Soit cinq danseurs au fond d’un plateau nu. Et un musicien sur le côté. Devant son écran et derrière sa batterie, il connaîtra lui aussi les montées en puissance et les répits de la transe. Tout commence en silence dans un face-à-face dépouillé où les interprètes, jeunesse en pantalons et pulls de tous les jours, regardent le public sans affect particulier. Petit à petit, sur un filet de musique électronique qui va devenir fleuve, un bras s’arrondit, une épaule se hisse, des doigts se défroissent. Gestes imperceptibles qui marquent le début d’une vague qui enfle jusqu’au tsunami pour atteindre un déferlement de sons et de mouvements magnifiquement déployés. Délires autistiques? Oui pour certains spectateurs qui ont témoigné de leur perplexité en quittant la salle. Non, pour les autres, séduits par la beauté des partitions individuelles et la cohérence du tout.

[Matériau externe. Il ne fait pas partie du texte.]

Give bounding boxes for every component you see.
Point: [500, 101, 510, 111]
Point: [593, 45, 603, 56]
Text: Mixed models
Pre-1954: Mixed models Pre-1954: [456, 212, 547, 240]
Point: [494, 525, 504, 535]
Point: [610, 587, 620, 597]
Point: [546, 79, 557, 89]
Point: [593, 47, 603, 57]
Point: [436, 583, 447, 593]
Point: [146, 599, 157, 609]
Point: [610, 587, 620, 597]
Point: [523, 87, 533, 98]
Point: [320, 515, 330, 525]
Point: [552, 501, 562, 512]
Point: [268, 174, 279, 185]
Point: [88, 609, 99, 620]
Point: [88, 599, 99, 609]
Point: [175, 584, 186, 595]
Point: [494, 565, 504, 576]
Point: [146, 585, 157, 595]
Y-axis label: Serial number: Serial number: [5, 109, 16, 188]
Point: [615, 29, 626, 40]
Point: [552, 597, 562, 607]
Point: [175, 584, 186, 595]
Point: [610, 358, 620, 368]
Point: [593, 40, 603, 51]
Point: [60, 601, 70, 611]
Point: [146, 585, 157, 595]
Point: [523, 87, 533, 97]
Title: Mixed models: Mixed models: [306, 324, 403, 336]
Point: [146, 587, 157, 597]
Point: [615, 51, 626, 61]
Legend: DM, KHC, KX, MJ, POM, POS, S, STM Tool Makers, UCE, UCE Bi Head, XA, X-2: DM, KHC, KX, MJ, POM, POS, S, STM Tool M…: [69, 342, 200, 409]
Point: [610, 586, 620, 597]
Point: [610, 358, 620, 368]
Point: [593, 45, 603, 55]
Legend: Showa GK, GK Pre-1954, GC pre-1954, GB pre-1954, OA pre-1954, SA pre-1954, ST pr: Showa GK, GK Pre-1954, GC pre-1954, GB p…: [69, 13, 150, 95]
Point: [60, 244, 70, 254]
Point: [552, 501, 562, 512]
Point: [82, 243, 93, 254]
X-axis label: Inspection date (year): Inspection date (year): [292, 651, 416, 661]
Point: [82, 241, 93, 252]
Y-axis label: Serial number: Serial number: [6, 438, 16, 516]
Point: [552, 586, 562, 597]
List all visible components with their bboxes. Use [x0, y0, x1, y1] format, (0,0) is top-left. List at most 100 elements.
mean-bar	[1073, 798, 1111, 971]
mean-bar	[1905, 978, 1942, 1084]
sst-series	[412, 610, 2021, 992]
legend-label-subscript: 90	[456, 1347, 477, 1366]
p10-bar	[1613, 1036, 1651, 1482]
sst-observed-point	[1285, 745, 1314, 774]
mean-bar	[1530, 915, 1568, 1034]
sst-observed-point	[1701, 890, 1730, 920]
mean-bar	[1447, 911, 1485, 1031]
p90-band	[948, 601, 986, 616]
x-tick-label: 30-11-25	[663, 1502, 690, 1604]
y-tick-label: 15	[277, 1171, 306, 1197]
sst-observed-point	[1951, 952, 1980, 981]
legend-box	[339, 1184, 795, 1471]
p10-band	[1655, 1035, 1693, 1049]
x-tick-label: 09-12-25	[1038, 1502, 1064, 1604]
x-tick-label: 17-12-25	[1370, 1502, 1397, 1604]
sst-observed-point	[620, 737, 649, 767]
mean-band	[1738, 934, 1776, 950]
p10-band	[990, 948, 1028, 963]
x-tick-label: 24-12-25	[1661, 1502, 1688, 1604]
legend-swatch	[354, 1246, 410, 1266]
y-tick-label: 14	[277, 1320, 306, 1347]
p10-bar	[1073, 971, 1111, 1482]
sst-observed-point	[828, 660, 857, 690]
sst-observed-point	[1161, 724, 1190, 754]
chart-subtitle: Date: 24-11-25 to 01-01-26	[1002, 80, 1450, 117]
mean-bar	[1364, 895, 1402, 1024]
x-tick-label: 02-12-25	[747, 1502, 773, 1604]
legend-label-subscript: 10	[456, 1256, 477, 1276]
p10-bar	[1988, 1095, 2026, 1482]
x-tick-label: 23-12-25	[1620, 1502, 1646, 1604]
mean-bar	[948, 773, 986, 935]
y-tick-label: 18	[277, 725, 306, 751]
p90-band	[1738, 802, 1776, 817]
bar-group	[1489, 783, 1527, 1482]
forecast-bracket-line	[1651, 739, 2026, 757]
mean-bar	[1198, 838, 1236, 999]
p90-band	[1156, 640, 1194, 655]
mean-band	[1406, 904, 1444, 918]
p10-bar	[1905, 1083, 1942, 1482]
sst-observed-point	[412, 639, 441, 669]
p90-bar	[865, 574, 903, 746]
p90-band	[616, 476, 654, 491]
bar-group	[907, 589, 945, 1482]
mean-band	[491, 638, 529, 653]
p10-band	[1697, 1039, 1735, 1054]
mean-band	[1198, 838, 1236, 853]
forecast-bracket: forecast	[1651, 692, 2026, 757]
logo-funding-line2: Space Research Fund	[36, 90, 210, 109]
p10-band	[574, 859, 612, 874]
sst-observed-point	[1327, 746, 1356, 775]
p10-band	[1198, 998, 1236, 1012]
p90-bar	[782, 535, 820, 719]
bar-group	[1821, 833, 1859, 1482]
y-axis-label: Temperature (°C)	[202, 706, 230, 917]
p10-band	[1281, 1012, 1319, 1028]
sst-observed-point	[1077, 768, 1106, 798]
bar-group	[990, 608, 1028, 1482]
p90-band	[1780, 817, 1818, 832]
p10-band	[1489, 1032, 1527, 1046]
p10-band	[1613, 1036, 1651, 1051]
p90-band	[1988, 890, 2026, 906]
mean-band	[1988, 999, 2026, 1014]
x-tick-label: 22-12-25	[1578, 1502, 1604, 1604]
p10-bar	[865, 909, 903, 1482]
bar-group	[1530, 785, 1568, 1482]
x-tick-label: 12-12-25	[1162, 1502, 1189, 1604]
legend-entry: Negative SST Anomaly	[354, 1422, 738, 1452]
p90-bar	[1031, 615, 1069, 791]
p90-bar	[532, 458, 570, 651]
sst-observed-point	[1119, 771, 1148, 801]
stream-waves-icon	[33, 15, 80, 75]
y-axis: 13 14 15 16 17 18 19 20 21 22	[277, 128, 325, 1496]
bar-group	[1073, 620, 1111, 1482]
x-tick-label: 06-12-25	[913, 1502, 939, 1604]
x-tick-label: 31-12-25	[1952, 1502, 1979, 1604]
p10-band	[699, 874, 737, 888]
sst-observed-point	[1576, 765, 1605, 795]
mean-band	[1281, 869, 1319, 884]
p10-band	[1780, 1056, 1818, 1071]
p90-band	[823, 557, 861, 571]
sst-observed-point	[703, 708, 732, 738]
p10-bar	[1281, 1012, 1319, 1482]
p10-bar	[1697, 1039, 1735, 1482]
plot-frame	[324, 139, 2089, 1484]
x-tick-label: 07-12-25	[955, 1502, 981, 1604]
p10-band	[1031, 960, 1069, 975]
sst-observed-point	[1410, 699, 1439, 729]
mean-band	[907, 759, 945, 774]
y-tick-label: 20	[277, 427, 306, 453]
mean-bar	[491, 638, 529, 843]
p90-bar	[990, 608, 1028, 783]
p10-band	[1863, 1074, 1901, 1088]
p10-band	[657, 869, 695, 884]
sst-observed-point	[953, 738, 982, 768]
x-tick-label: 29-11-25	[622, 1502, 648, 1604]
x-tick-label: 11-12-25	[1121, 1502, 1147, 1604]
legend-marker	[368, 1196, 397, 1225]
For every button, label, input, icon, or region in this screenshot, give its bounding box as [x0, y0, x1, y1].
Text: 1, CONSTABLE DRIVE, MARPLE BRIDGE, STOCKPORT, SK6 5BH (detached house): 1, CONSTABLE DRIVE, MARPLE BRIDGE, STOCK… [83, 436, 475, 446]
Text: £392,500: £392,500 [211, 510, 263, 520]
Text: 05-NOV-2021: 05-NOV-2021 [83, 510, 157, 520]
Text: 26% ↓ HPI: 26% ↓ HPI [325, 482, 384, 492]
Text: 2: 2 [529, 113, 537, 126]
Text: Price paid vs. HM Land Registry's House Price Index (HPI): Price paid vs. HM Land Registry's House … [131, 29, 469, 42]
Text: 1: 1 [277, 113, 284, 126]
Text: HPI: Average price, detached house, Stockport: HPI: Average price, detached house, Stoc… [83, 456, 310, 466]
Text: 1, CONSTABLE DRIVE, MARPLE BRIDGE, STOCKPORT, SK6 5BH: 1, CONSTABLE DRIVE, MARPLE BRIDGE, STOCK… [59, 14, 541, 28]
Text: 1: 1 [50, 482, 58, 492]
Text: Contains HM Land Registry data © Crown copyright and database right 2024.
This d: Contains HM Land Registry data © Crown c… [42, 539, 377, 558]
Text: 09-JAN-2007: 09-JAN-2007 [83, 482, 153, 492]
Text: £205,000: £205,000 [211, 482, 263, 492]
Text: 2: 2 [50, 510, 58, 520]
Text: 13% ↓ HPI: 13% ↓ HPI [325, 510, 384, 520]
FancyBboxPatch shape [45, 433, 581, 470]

Car, même si les trajets de chaque interprète semblent dictés par des pulsions singulières, l’évolution en scène et les différents rendez-vous collectifs révèlent le souci d’écriture de Meg Stuart. Ce moment, par exemple, où tous les danseurs se retrouvent à quatre pattes creusant leur dos lors d’une accalmie musicale. Cette autre séquence aussi où les corps s’ajoutent les uns aux autres composant un amalgame rotatif au sol. Cette manière encore de se passer les mouvements comme si un danseur contaminait un autre par l’impératif de sa gestuelle. Mais rien n’est souligné, rien n’est explicite. Tout arrive dans une logique organique qui fascine par sa fluidité. Le plaisir est multiple. D’un côté, bonheur des lignes qui se dessinent dans un chaos orchestré. De l’autre, plaisir de se laisser happer par cette charge énergétique, ce déchaînement physique.